Feb 23, 2010

Campaign against eating disorders begins this week

by Karissa Sechrist

The pursuit of the perfect image has left women feeling insecure, and many take up unhealthy habits in an effort to control their lives or conform to the desired Barbie-doll shape. It is estimated that 10 percent of college women suffer from an eating disorder.

This week marks the National Eating Disorder Awareness Campaign, an effort to put the issue of eating disorders in the public eye. The Student Care Center and the Women’s Ministry Department has organized an exhibit to help inform students of the problem and how to help their friends who may struggle with a disorder. The campaign and exhibit will culminate with the Women’s Health and Wellness Seminar Feb. 25.

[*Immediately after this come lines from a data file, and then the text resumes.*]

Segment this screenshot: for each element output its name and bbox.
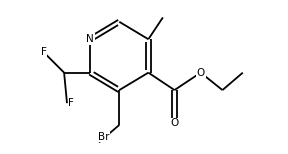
Text: F: F [41, 47, 47, 57]
Text: O: O [170, 118, 179, 128]
Text: Br: Br [98, 132, 109, 142]
Text: N: N [86, 34, 94, 44]
Text: O: O [196, 68, 205, 78]
Text: F: F [69, 98, 74, 108]
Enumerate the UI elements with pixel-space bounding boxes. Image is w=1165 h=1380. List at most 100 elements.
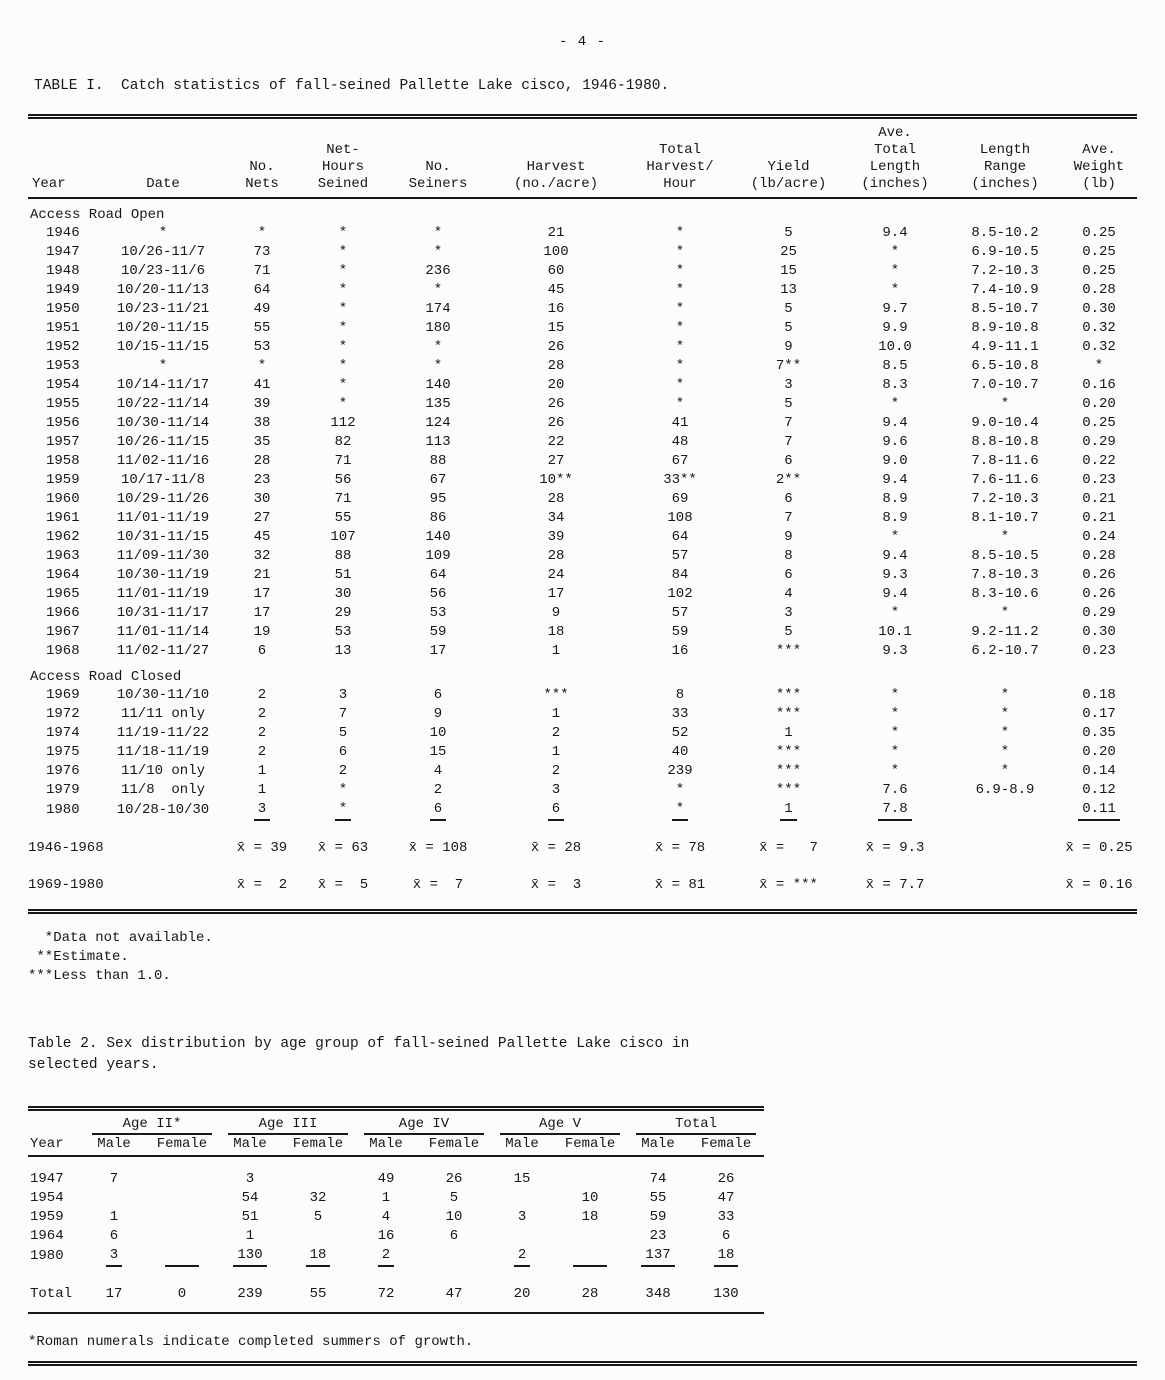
table1-cell: 1980	[46, 802, 80, 818]
table1-cell: 107	[330, 529, 356, 545]
underlined-value: 0.11	[1078, 800, 1120, 821]
table1-cell: 174	[425, 301, 451, 317]
table1-cell: ***	[543, 687, 569, 703]
table1-cell: 9.4	[882, 472, 908, 488]
table1-cell: 10/26-11/7	[120, 244, 205, 260]
table1-cell: 8.3-10.6	[971, 586, 1039, 602]
table1-header-row: Year Date No. Nets Net- Hours Seined No. Seiners…	[28, 116, 1137, 199]
table1-cell: 0.20	[1082, 744, 1116, 760]
footnote-line: **Estimate.	[28, 949, 129, 965]
underlined-value: 7.8	[878, 800, 912, 821]
table1-cell: 53	[429, 605, 447, 621]
table1-cell: 41	[671, 415, 689, 431]
table1-cell: 7	[784, 434, 793, 450]
table1-cell: 10/23-11/6	[120, 263, 205, 279]
table2-sex-header: Female	[552, 1135, 629, 1157]
table1-cell: *	[1000, 763, 1010, 779]
table1-cell: 25	[780, 244, 797, 260]
table2-cell: 26	[717, 1171, 735, 1187]
table1-cell: 9.0	[882, 453, 908, 469]
table1-cell: 4.9-11.1	[971, 339, 1039, 355]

“Most people have known someone who struggles with an eating disorder. This is a way to see how it relates to both male and female college students,” Life Skills Coordinator Janet Brown who will oversee the exhibit said.

The 10-minute, walk-through exhibit will follow the stages of an eating disorder. Brown explained that both men and women may develop eating disorders, and these may or may not be obvious in their daily habits.

Men who are involved in a sport with weight limits often feel pressure to keep their weight at a certain level to be competitive.
Women statistically suffer from eating disorders more often than men, and may do so for many reasons including issues with image, control and identity. If a woman feels that she is losing control of the events in her life, she may become overly controlling of her eating habits as a response.

The Student Care Center has organized several awareness campaigns throughout the year. This is the 2nd annual National Eating Disorder Awareness Campaign at Liberty.

Brown encourages students to refer friends in need to the Student Care Center. The center does not have licensed counselors, but can help students find counselors or mentors for various problems.

“It’s a process, not just something that happens overnight. You can talk to the individual, and see what is going on in his or her life. You can also talk to your RAs, for the purpose of care and showing love and concern for that student,” Brown said.

The exhibit, entitled “Expressions from the Inside Out,” will take place Feb. 23-25. The exhibit is open from 9 a.m. to 4 p.m. in the School of Religion, room 126.